Une perle noire d’heroic fantasy
posté le 6 novembre 2008 |
catégorie interviews

entretien
Chevalier des temps mauvais, le Guinea Lord incarne les forces du mal. Tout droit jaillie de l’enfer imaginaire des Belges Jean Dufaux et Philippe Delaby, cette créature diabolique est l’un des plus terrifiants méchants de l’histoire de la bande dessinée. Il incendie le sixième tome de la Complainte des landes perdues d’une rage nihiliste à donner le frisson aux moriganes. Le dessin de Philippe Delaby porte la griffe du démon. Il nous en parle sans tourments.
Le Guinea Lord est un seigneur des ténèbres, que l’on verrait bien en guest star du « Seigneur des anneaux ». Comment l’avez-vous créé ?
Avec Jean, nous avons digéré les forces de l’inconscient du mal ! Il sort de l’enfer avec son oriflamme. C’est une entité démoniaque complètement invincible. Tout ce qui est humain doit périr à ses yeux. Il incarne l’affrontement vieux comme le monde entre le bien et le mal, avec des ingrédients symboliques arrachés au tréfonds de l’âme humaine…

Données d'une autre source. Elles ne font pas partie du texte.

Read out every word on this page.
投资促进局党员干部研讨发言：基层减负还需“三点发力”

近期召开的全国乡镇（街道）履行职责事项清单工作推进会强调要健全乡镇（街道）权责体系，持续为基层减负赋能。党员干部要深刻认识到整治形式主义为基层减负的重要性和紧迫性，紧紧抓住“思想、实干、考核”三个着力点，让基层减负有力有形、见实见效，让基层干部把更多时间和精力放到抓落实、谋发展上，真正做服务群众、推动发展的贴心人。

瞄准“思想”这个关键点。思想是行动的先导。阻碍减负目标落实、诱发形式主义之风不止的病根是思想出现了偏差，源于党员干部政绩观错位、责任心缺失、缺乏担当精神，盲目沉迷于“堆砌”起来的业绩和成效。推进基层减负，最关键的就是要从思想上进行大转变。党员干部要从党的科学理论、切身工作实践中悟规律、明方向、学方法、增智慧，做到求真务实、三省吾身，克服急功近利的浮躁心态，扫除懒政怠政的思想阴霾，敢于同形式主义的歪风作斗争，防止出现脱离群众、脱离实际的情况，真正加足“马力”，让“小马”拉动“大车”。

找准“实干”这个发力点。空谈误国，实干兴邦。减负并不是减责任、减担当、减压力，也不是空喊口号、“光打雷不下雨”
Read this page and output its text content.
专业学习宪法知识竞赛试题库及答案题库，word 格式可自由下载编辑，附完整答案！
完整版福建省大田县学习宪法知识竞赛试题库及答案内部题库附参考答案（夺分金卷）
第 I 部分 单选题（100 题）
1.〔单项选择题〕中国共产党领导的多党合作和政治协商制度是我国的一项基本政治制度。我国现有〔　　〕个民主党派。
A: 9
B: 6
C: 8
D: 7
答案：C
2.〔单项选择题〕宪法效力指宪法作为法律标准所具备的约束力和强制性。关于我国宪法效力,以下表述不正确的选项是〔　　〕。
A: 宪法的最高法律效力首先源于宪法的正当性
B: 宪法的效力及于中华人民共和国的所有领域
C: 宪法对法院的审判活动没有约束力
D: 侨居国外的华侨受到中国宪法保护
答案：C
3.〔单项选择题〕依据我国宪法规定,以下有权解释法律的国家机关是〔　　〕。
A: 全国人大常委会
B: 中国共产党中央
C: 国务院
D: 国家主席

Il tranche les têtes à la hache avec une violence immédiate dont on ne vous croyait pas
capable graphiquement !
Cet album est porté par la volonté de camper des scènes fortes qui feront réagir le lecteur, même s’il y a des séquences plus poétiques. Je n’ai pas été dégoûté en les dessinant parce que Jean et moi étions d’accord de réaliser quelque chose de vraiment violent avec un crescendo sombre, qui marque un tournant dans la série. Au-delà, cette histoire n’a rien de réel. Cela reste de la bande dessinée mais avec une forme de progression dramatique très noire.
L’esthétique celtique se marie au fantastique dans cet album. Les Complaintes croisent cinéma et légendes oubliées ?
Exactement. Les moriganes sortent des légendes celtiques mais leur forme doit beaucoup au cinéma fantastique. J’ai pensé à Alien en les dessinant et j’ai multiplié les exercices graphiques, ajouté des tentacules, des orbites vides, une gueule très différente pour éviter une référence visuelle trop immédiate. Il faut parler de filiation plutôt que de référence.
Il y a aussi cet objet magique,
le Fitchell, qui tue les esprits menteurs. Une réussite
graphique et littéraire absolue !
Jean est l’inventeur de cette boule de vérité. Je l’ai parée de signes celtiques et cabalistiques dont certains sont authentiques. Le Fitchell est une entité dangereuse avec laquelle on peut jouer pour connaître la vérité mais à ses risques et périls. C’est un objet étrange qui concentre des forces ancestrales, dont l’origine inconnue remonte à la nuit des temps. C’est un bonheur de gamin de pouvoir créer des objets comme celui-là.